Maroc

Enseignement de la philosophie : Le ministère remet les pendules à l’heure

Dans un communiqué, le ministère de l’Éducation nationale explique que l’extrait pointé du doigt, «anti-philosophie», doit être replacé dans son contexte et son usage pédagogique. Le ministère exprime son étonnement de voir enfler une polémique autour d’un passage alors que la réforme de l’éducation islamique est plus profonde que cela.

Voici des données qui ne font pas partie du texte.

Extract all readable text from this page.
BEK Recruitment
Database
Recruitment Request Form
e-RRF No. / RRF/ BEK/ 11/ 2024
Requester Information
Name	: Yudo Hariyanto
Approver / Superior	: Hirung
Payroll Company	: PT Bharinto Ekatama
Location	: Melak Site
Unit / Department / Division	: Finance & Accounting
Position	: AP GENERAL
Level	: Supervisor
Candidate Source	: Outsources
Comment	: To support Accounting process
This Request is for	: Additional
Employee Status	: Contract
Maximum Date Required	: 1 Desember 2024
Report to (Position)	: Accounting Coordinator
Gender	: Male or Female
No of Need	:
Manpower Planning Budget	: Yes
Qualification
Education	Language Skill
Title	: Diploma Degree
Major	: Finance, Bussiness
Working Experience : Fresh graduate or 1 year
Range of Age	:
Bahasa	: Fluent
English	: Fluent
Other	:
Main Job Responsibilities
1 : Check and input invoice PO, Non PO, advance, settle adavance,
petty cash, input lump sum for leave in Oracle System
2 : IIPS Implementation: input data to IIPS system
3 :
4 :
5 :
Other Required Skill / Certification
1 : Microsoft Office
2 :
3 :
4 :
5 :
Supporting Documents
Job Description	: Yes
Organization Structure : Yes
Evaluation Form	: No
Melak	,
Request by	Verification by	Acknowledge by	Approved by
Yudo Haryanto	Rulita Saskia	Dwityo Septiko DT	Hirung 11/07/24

Le ministère de l’Éducation nationale ne s’attendait nullement à l’effet boule de neige causées par quelques phrases figurant dans le manuel d’enseignement religieux Manar at tarbia al islamiya, destiné aux élèves de première année du lycée. Au chapitre consacré à la relation entre la philosophie et la foi, un passage attribué à Ibnou As-Salah Ach-Chahrazouri (13e siècle) dépeignait la philosophie comme démence et dépravation menant à l’apostasie. Ces assertions, même replacées dans leur contexte historique, ont provoqué l’ire des enseignants de philosophie qui ont observé des sit-in dans plusieurs lycées à travers le pays. Ils sont d’autant plus consternés que le manuel en question a été réédité fin octobre 2016 dans le cadre d’une réforme de l’enseignement islamique promouvant un islam tolérant. Sachant que durant ses heures de gloire, l’islam regorgeait de philosophes musulmans qui se sont imprégnés des grands courants de la pensée grecque tout en apportant leur touche inestimable, le débat aujourd’hui sur la philosophie et la foi semble tout sauf pertinent.

En effet, les grands exégètes et figures de proue de la religion musulmane n’ont jamais remis en cause l’utilité de la réflexion et de la confrontation des idées, deux qualités que la philosophie promeut. Des érudits musulmans comme Ibn Sina, Al Kindi et Al Farabi ont préservé les œuvres et enseignements d’Aristote ainsi que d’autres courants de pensée provenant de Chine et d’Inde. Plus encore, la littérature philosophique arabo-musulmane a à son tour été traduite en latin et se trouve ainsi aux origines de la philosophie européenne moderne. Dans son livre intitulé «Phares», l’écrivain Jacques Attali a qualifié le philosophe musulman Ibn Rochd de «précurseur du siècle des Lumières» et de «source de maints espoirs aujourd’hui». Les exemples tels que celui-ci sont légion.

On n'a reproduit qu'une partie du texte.